Money's not all there is to it - Denny Scott editorial
My wife Ashleigh really enjoys certain kinds of “reality” television (and reality is definitely in quotations intentionally) but her recent favourite has been tattoo shows, specifically Ink Master.
The show’s premise is that a number of tattoo artists (usually around 18) are either selected or, through the first episode, earn
their way into a building where they will live with each other, work alongside each other and, in the end, try to eliminate each other.
The goal is to be one of the three artists to make it to the last, live episode of the season. One of those three are then crowned
“Ink Master”, earning them $100,000 and a story written about them in an industry magazine.
While doing some research about the show for this very column, I couldn’t find out how long it takes them to film a season, or how long the people who make it to the end live and work together with the same people. I did find out that the inter-artist drama is manufactured (big surprise there) and a lot of the nail-biting moments like the six-hour deadlines for tattoos aren’t really that nail-biting in reality. What I didn’t learn, however, is how long a successful candidate may be away from their family.
The show is filmed ahead of time, which is obvious as the last challenge for the final three contestants is usually a huge tattoo that is crafted over multiple sessions and 35 hours, but that last episode typically airs a week after the previous one.
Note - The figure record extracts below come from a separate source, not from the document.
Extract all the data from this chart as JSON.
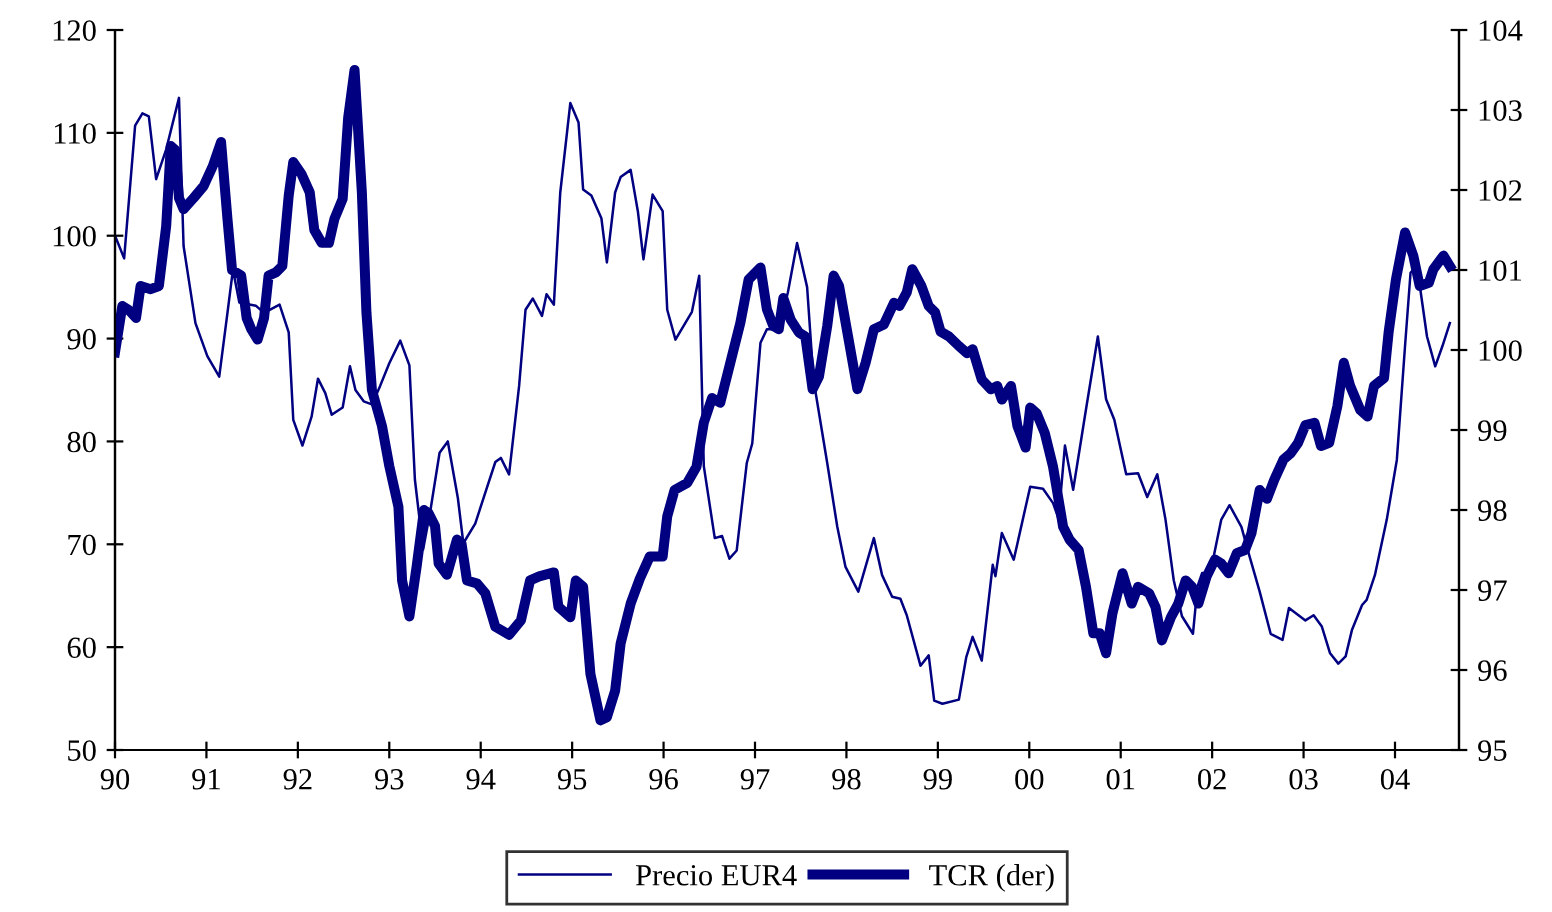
{
  "chart_data": {
    "type": "line",
    "xlim": [
      1990,
      2004.7
    ],
    "xticks": [
      {
        "value": 1990,
        "label": "90"
      },
      {
        "value": 1991,
        "label": "91"
      },
      {
        "value": 1992,
        "label": "92"
      },
      {
        "value": 1993,
        "label": "93"
      },
      {
        "value": 1994,
        "label": "94"
      },
      {
        "value": 1995,
        "label": "95"
      },
      {
        "value": 1996,
        "label": "96"
      },
      {
        "value": 1997,
        "label": "97"
      },
      {
        "value": 1998,
        "label": "98"
      },
      {
        "value": 1999,
        "label": "99"
      },
      {
        "value": 2000,
        "label": "00"
      },
      {
        "value": 2001,
        "label": "01"
      },
      {
        "value": 2002,
        "label": "02"
      },
      {
        "value": 2003,
        "label": "03"
      },
      {
        "value": 2004,
        "label": "04"
      }
    ],
    "ylim": [
      50,
      120
    ],
    "yticks": [
      50,
      60,
      70,
      80,
      90,
      100,
      110,
      120
    ],
    "y2lim": [
      95,
      104
    ],
    "y2ticks": [
      95,
      96,
      97,
      98,
      99,
      100,
      101,
      102,
      103,
      104
    ],
    "legend": "bottom",
    "grid": false,
    "marker": "none",
    "line_style": "solid",
    "series": [
      {
        "name": "Precio EUR4",
        "color": "#000080",
        "x": [
          1990.0,
          1990.1,
          1990.22,
          1990.3,
          1990.37,
          1990.45,
          1990.56,
          1990.7,
          1990.75,
          1990.88,
          1991.01,
          1991.14,
          1991.23,
          1991.29,
          1991.36,
          1991.54,
          1991.63,
          1991.8,
          1991.9,
          1991.95,
          1992.05,
          1992.15,
          1992.22,
          1992.3,
          1992.37,
          1992.49,
          1992.57,
          1992.63,
          1992.72,
          1992.81,
          1992.9,
          1993.0,
          1993.12,
          1993.22,
          1993.28,
          1993.37,
          1993.45,
          1993.55,
          1993.64,
          1993.75,
          1993.81,
          1993.94,
          1994.06,
          1994.16,
          1994.22,
          1994.31,
          1994.42,
          1994.49,
          1994.57,
          1994.67,
          1994.72,
          1994.8,
          1994.87,
          1994.98,
          1995.07,
          1995.12,
          1995.21,
          1995.32,
          1995.38,
          1995.47,
          1995.53,
          1995.64,
          1995.72,
          1995.78,
          1995.88,
          1995.99,
          1996.04,
          1996.13,
          1996.31,
          1996.39,
          1996.44,
          1996.56,
          1996.64,
          1996.72,
          1996.8,
          1996.91,
          1996.97,
          1997.06,
          1997.13,
          1997.26,
          1997.36,
          1997.46,
          1997.57,
          1997.64,
          1997.79,
          1997.9,
          1997.99,
          1998.13,
          1998.3,
          1998.39,
          1998.5,
          1998.59,
          1998.66,
          1998.81,
          1998.9,
          1998.96,
          1999.05,
          1999.23,
          1999.31,
          1999.38,
          1999.48,
          1999.6,
          1999.63,
          1999.7,
          1999.83,
          2000.01,
          2000.15,
          2000.26,
          2000.32,
          2000.39,
          2000.48,
          2000.62,
          2000.75,
          2000.84,
          2000.93,
          2001.06,
          2001.19,
          2001.29,
          2001.4,
          2001.49,
          2001.58,
          2001.67,
          2001.79,
          2001.84,
          2001.89,
          2001.98,
          2002.1,
          2002.19,
          2002.32,
          2002.41,
          2002.52,
          2002.64,
          2002.77,
          2002.84,
          2003.02,
          2003.11,
          2003.2,
          2003.29,
          2003.38,
          2003.46,
          2003.53,
          2003.64,
          2003.69,
          2003.78,
          2003.91,
          2004.02,
          2004.11,
          2004.17,
          2004.24,
          2004.35,
          2004.44,
          2004.52,
          2004.6
        ],
        "values": [
          100.0,
          97.8,
          110.7,
          111.9,
          111.6,
          105.5,
          108.4,
          113.4,
          99.0,
          91.5,
          88.3,
          86.3,
          92.5,
          96.7,
          93.5,
          93.2,
          92.5,
          93.3,
          90.6,
          82.1,
          79.6,
          82.4,
          86.1,
          84.7,
          82.6,
          83.3,
          87.3,
          85.0,
          83.9,
          83.6,
          85.4,
          87.6,
          89.8,
          87.4,
          76.3,
          69.5,
          73.3,
          78.9,
          80.0,
          74.5,
          70.1,
          72.0,
          75.3,
          78.0,
          78.4,
          76.8,
          85.4,
          92.8,
          93.9,
          92.2,
          94.3,
          93.3,
          104.2,
          112.9,
          111.0,
          104.5,
          103.9,
          101.7,
          97.4,
          104.2,
          105.7,
          106.4,
          102.3,
          97.7,
          104.0,
          102.4,
          92.8,
          89.9,
          92.6,
          96.1,
          77.6,
          70.6,
          70.8,
          68.6,
          69.4,
          77.9,
          79.8,
          89.6,
          90.9,
          90.9,
          94.5,
          99.3,
          95.0,
          86.0,
          77.9,
          71.7,
          67.8,
          65.4,
          70.6,
          67.0,
          64.9,
          64.7,
          63.1,
          58.2,
          59.2,
          54.8,
          54.5,
          54.9,
          59.0,
          61.0,
          58.7,
          68.0,
          66.9,
          71.1,
          68.5,
          75.6,
          75.4,
          74.0,
          72.5,
          79.6,
          75.3,
          83.1,
          90.2,
          84.1,
          82.1,
          76.8,
          76.9,
          74.6,
          76.8,
          72.4,
          66.5,
          63.0,
          61.3,
          65.9,
          67.2,
          67.2,
          72.4,
          73.8,
          71.7,
          68.8,
          65.4,
          61.3,
          60.7,
          63.8,
          62.6,
          63.1,
          62.0,
          59.4,
          58.4,
          59.1,
          61.7,
          64.1,
          64.6,
          67.0,
          72.4,
          78.2,
          89.3,
          96.4,
          97.1,
          90.2,
          87.3,
          89.3,
          91.5
        ]
      },
      {
        "name": "TCR (der)",
        "color": "#000080",
        "axis": "y2",
        "x": [
          1990.0,
          1990.08,
          1990.15,
          1990.23,
          1990.28,
          1990.39,
          1990.48,
          1990.56,
          1990.61,
          1990.66,
          1990.7,
          1990.75,
          1990.86,
          1990.97,
          1991.07,
          1991.16,
          1991.23,
          1991.28,
          1991.38,
          1991.44,
          1991.49,
          1991.56,
          1991.63,
          1991.68,
          1991.76,
          1991.83,
          1991.9,
          1991.95,
          1992.04,
          1992.13,
          1992.18,
          1992.26,
          1992.34,
          1992.4,
          1992.49,
          1992.55,
          1992.62,
          1992.7,
          1992.75,
          1992.81,
          1992.92,
          1993.0,
          1993.1,
          1993.14,
          1993.22,
          1993.3,
          1993.38,
          1993.43,
          1993.5,
          1993.54,
          1993.63,
          1993.74,
          1993.79,
          1993.85,
          1993.96,
          1994.05,
          1994.16,
          1994.31,
          1994.44,
          1994.54,
          1994.64,
          1994.8,
          1994.85,
          1994.98,
          1995.04,
          1995.12,
          1995.2,
          1995.31,
          1995.38,
          1995.47,
          1995.53,
          1995.64,
          1995.74,
          1995.85,
          1995.99,
          1996.04,
          1996.12,
          1996.26,
          1996.36,
          1996.44,
          1996.53,
          1996.62,
          1996.73,
          1996.84,
          1996.93,
          1997.06,
          1997.13,
          1997.2,
          1997.26,
          1997.31,
          1997.39,
          1997.48,
          1997.55,
          1997.63,
          1997.7,
          1997.79,
          1997.86,
          1997.92,
          1998.01,
          1998.12,
          1998.21,
          1998.3,
          1998.41,
          1998.52,
          1998.58,
          1998.66,
          1998.72,
          1998.82,
          1998.9,
          1998.97,
          1999.03,
          1999.12,
          1999.23,
          1999.32,
          1999.38,
          1999.48,
          1999.58,
          1999.65,
          1999.7,
          1999.8,
          1999.87,
          1999.96,
          2000.01,
          2000.08,
          2000.17,
          2000.26,
          2000.37,
          2000.44,
          2000.54,
          2000.62,
          2000.7,
          2000.77,
          2000.84,
          2000.91,
          2001.02,
          2001.12,
          2001.19,
          2001.31,
          2001.38,
          2001.45,
          2001.55,
          2001.63,
          2001.71,
          2001.78,
          2001.85,
          2001.94,
          2002.03,
          2002.1,
          2002.18,
          2002.27,
          2002.36,
          2002.43,
          2002.52,
          2002.6,
          2002.68,
          2002.78,
          2002.86,
          2002.94,
          2003.02,
          2003.12,
          2003.19,
          2003.28,
          2003.37,
          2003.44,
          2003.51,
          2003.62,
          2003.7,
          2003.77,
          2003.88,
          2003.93,
          2004.01,
          2004.11,
          2004.2,
          2004.27,
          2004.37,
          2004.42,
          2004.53,
          2004.6
        ],
        "values": [
          99.97,
          100.55,
          100.5,
          100.4,
          100.8,
          100.76,
          100.8,
          101.55,
          102.55,
          102.5,
          101.9,
          101.76,
          101.9,
          102.05,
          102.3,
          102.6,
          101.64,
          101.0,
          100.93,
          100.4,
          100.26,
          100.13,
          100.4,
          100.93,
          100.97,
          101.05,
          101.93,
          102.35,
          102.2,
          101.97,
          101.5,
          101.34,
          101.34,
          101.64,
          101.89,
          102.9,
          103.5,
          101.97,
          100.47,
          99.5,
          99.05,
          98.55,
          98.04,
          97.12,
          96.67,
          97.3,
          98.0,
          97.96,
          97.8,
          97.33,
          97.19,
          97.63,
          97.58,
          97.12,
          97.08,
          96.96,
          96.54,
          96.44,
          96.62,
          97.12,
          97.17,
          97.22,
          96.79,
          96.66,
          97.12,
          97.04,
          95.95,
          95.37,
          95.41,
          95.74,
          96.33,
          96.83,
          97.14,
          97.42,
          97.42,
          97.92,
          98.25,
          98.34,
          98.54,
          99.09,
          99.4,
          99.34,
          99.84,
          100.34,
          100.88,
          101.03,
          100.51,
          100.3,
          100.26,
          100.65,
          100.38,
          100.22,
          100.17,
          99.51,
          99.67,
          100.3,
          100.93,
          100.8,
          100.22,
          99.51,
          99.84,
          100.26,
          100.32,
          100.59,
          100.55,
          100.72,
          101.01,
          100.8,
          100.55,
          100.47,
          100.23,
          100.17,
          100.05,
          99.96,
          100.01,
          99.63,
          99.51,
          99.55,
          99.38,
          99.55,
          99.05,
          98.78,
          99.28,
          99.21,
          98.96,
          98.54,
          97.79,
          97.63,
          97.5,
          97.04,
          96.46,
          96.46,
          96.21,
          96.71,
          97.21,
          96.83,
          97.04,
          96.96,
          96.79,
          96.37,
          96.66,
          96.83,
          97.12,
          97.04,
          96.83,
          97.17,
          97.38,
          97.33,
          97.21,
          97.46,
          97.5,
          97.71,
          98.25,
          98.14,
          98.38,
          98.63,
          98.71,
          98.84,
          99.06,
          99.09,
          98.8,
          98.84,
          99.3,
          99.84,
          99.55,
          99.25,
          99.17,
          99.55,
          99.65,
          100.22,
          100.88,
          101.47,
          101.18,
          100.8,
          100.84,
          101.01,
          101.18,
          101.05
        ]
      }
    ]
  }
}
From the looks of the show, it must only be a matter of weeks, at most, and could be a matter of just over two weeks.
The reason that I was looking it up, and the reason for this column, is to wonder what kind of parent would leave their children behind, their job behind and ask someone else to take care of their family (be it a spouse or, in the case of single parents, a friend or family member) for a one-in-18 (at best) chance to win $100,000.
Like many other reality shows, Ink Master features numerous moments where the artists break down and turn to each other for support, or break down and turn on each other. Often, during those breakdowns, people bemoan the time they’ve spent away from their children and their family and how they really need that $100,000 prize to turn their family’s fortune for the better.
Without fail, every time, I think to myself, if you really wanted to turn your family’s fortune around, you should have stayed
home, worked hard and spent time with your children instead of aiming for a get-rich-quick scheme.
If you’ll look a few inches to the right of these words, you’ll see a column my editor Shawn penned about having a child during
the pandemic. In it, he says that, through all the difficulty, he has learned to cherish the time he, his wife and his daughter have spent together when seeing other people proved to be unsafe or difficult. He’s learning truths I’ve known for a few years
(and I’m not trying to claim to be some expert here, just someone who has gone through the same thing). He’s realizing there is no way to know exactly how great it feels to just cuddle your infant. Soon he’ll learn how amazing it feels to just sit with his daughter
on the couch and watch television or, one of my favourite memories, have his daughter climb up on him and fall asleep on him
while relaxing on some lazy Sunday afternoon.
Who would trade all that for a chance at some cash? Keep in mind here, I’m not talking about people who have to go away from their family and their children to make ends meet. I’m talking about someone who is willing to lose time at home and put their family behind their ambitions to possibly win some money, and the odds aren’t in their favour. You could argue that the artists on the show are gaining exposure by being there, but after watching it, there are more artists on the show I’d avoid than ones I’d pay to ink my skin, and my wife, who sports a number of “tats”, agrees.
I wouldn’t trade those lazy Sunday afternoons, or those Saturdays building rockets out of cardboard boxes for a chance to win any amount of money, but, as I’ve told people before, I’ve never really followed the “Cash is King” rule from Storage Wars, another “reality” show my wife enjoyed. (Granted, if someone said I’d be handed $100,000 for spending two weeks away from my family, no chances, no ifs, that might be a different discussion).
We have a roof over our heads, food in our fridge and enough money to have fun as a family. If we didn’t, then I’d find another job, not leave everything behind for a chance at a Band-Aid sum of money (after all, $100,000 seems like a lot, but for the average Canadian, that’s two years’ worth of wages).
It takes all kinds to make the world go round, I guess, but I don’t think leaving your children and family behind for a five per cent chance to win money and embarrass yourself on television is a worthwhile endeavour.